Algérie: ​Mohamed Tadjadit condamné à 5 ans de prison... quand la poésie devient un crime d’État


Rédigé par Hichem ABOUD Mercredi 12 Novembre 2025

En Algérie, les mots font plus peur que les bombes. Le poète Mohamed Tadjadit, surnommé « le poète du Hirak », vient d’en faire une nouvelle fois l’amère expérience.



Ce jeune enfant de la Casbah, cette citadelle de mémoire et de résistance, a été condamné à cinq ans de prison pour “apologie du terrorisme”. Son véritable crime ? Avoir fait vibrer, à travers ses vers, la conscience d’un peuple qu’on voulait anesthésier.

À peine sorti de l’adolescence, Tadjadit avait déjà fait la connaissance du monde carcéral avec l’avènement du duo Tebboune-Chengriha, incarnation d’une voyoucratie militaro-civile qui confond la poésie avec la subversion.

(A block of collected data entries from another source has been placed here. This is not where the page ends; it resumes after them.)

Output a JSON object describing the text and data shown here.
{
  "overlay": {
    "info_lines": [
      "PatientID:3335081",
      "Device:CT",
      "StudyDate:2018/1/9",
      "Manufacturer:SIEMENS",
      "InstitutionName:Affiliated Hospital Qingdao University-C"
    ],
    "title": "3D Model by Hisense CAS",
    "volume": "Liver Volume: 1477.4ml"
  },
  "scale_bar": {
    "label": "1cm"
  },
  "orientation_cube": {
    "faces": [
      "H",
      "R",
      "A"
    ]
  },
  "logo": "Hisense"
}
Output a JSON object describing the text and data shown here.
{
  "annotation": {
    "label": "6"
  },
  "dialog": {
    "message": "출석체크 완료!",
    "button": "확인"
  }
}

Comme hier le poète égyptien Ahmed Fouad Negm, emprisonné dix-sept années sous Anouar el-Sadate pour avoir rimé la vérité, Tadjadit incarne cette lignée d’artistes que les dictatures craignent plus que les révolutionnaires. Car leurs armes sont des mots — et les mots, eux, ne se désarment jamais.

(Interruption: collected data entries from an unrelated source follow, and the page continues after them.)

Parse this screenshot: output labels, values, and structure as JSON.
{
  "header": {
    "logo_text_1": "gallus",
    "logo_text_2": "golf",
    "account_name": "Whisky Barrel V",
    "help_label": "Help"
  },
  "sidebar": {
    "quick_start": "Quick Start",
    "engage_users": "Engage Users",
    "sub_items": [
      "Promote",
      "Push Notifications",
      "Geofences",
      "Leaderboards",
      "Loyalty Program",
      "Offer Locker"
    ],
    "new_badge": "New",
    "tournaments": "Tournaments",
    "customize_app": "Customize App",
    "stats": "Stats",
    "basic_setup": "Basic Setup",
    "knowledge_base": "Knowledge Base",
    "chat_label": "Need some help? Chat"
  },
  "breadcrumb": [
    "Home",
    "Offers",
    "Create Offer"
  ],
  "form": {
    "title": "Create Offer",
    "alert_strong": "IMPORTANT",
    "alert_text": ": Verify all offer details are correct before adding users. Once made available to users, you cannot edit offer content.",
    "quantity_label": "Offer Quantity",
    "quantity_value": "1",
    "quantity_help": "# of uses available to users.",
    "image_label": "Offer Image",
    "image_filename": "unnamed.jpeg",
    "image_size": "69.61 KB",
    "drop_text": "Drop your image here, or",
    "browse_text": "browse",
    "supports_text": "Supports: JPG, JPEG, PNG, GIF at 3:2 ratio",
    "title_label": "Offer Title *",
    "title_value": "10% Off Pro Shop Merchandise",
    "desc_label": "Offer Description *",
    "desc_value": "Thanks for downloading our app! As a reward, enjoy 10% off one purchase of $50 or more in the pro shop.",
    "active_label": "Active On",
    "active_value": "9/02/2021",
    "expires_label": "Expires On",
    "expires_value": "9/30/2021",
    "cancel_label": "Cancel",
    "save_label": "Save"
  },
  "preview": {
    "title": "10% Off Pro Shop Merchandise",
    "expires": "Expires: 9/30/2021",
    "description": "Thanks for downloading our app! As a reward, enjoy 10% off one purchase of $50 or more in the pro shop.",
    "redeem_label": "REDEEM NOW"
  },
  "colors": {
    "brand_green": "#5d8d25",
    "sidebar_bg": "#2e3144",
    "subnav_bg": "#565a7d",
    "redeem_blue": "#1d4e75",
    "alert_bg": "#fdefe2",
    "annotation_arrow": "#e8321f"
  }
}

Quand la parole devient une menace Depuis 2019, Mohamed Tadjadit a été arrêté, jugé, libéré puis de nouveau emprisonné à au moins six reprises. À chaque fois, le même scénario : une accusation taillée sur mesure pour criminaliser la pensée libre. L’« apologie du terrorisme » est devenue le cache-sexe d’un régime incapable d’assumer sa nature répressive. Sous couvert de “sécurité nationale”, le pouvoir algérien classe dans la catégorie des ennemis de l’État tous ceux qui osent parler, écrire ou chanter l’Algérie autrement que par ses slogans officiels.

Les poèmes de Tadjadit, scandés sur les places publiques ou partagés sur Facebook, dérangent. Ils réveillent un peuple qu’on veut endormir à coups de mensonges, de propagande et de promesses vides. Ils disent la douleur, la misère, l’injustice. Ils rappellent que la Casbah d’Alger, bastion de la lutte contre le colonialisme, n’a pas enfanté des esclaves mais des insoumis.
 
Un régime nu, une justice instrumentalisée

Le verdict est tombé le 11 novembre : cinq années d’emprisonnement pour “soutien à des organisations terroristes” et “propagation d’idées extrémistes”. Le parquet en voulait dix. La juge a prononcé cinq. Mais dans les faits, la sentence réelle est celle infligée à tout un peuple : le bâillon sur la bouche et la peur dans le ventre.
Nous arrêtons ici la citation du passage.